A philandering man who loves and respects all the women he dates, yet is afraid to fall in love with anyone of them. But love happens, as I said, rather inevitably. Samsa, a metamorphosized being, who wakes up in an unfamiliar world and feels an attraction towards the locksmith girl who comes to fix the door. He knows love in a world where he knows nothing. Schehrazade, a maid who loves to tell stories of her childhood adventures about breaking into his boyfriend’s house, right after having sex with the man she’s assigned to work for. The two high school friends, one of whom wants to share his girlfriend with the other who is currently single. And the story of the loneliest and second loneliest men in the world, both linked to a woman who has now committed suicide; men without women.

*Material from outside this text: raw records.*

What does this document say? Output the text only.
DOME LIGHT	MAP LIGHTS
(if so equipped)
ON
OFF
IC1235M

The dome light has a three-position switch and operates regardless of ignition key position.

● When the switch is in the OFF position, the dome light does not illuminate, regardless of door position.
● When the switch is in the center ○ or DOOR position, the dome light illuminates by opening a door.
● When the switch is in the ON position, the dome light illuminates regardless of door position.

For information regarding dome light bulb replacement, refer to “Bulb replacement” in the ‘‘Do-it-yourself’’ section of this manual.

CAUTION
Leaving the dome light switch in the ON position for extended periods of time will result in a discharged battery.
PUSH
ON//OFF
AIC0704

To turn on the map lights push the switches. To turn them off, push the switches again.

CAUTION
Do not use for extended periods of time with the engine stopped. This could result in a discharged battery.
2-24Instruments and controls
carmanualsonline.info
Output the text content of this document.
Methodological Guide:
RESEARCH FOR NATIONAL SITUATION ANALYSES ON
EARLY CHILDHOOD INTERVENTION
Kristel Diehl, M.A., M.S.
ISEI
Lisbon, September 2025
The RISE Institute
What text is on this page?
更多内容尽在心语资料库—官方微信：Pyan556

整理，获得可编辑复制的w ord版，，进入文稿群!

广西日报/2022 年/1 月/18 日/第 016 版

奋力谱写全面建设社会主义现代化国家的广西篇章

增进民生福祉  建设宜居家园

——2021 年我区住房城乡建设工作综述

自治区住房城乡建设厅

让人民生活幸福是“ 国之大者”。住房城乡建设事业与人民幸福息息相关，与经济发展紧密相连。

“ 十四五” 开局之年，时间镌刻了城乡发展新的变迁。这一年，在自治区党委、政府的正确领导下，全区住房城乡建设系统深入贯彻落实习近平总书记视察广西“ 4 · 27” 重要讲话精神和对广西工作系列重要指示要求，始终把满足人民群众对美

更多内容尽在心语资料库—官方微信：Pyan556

In these stories are glimpses of how consequential love can be, how love can shape our whole lives, our existence in its entirety. Yet also how uncomfortable love is, how uncertain, and how deeply coupled with pain it always has to be. Each of these stories shares a past, or present, of tremendous love, born off of hapless men. Affairs can be messy, pain is almost guaranteed, death is inevitable – but love we shall.
Being my first book of short stories, I loved how each story was quick yet complete, giving the reader a comprehensible side of love that it wanted to convey. Murakami’s book is also very regional – I often found my imagination to be in the instilled world of Japanese anime, Tokyo in its bustling busyness and life.
However, among many good stories, there were a couple of them in this book that didn’t quite connect to me. Nor is Murakami’s book seriously literary. He has only a few significant things to say about love, and the rest is just good storytelling. The fact that I loved this book means I’ll be reading more books of short-stories; yet another genre for me to get lost into.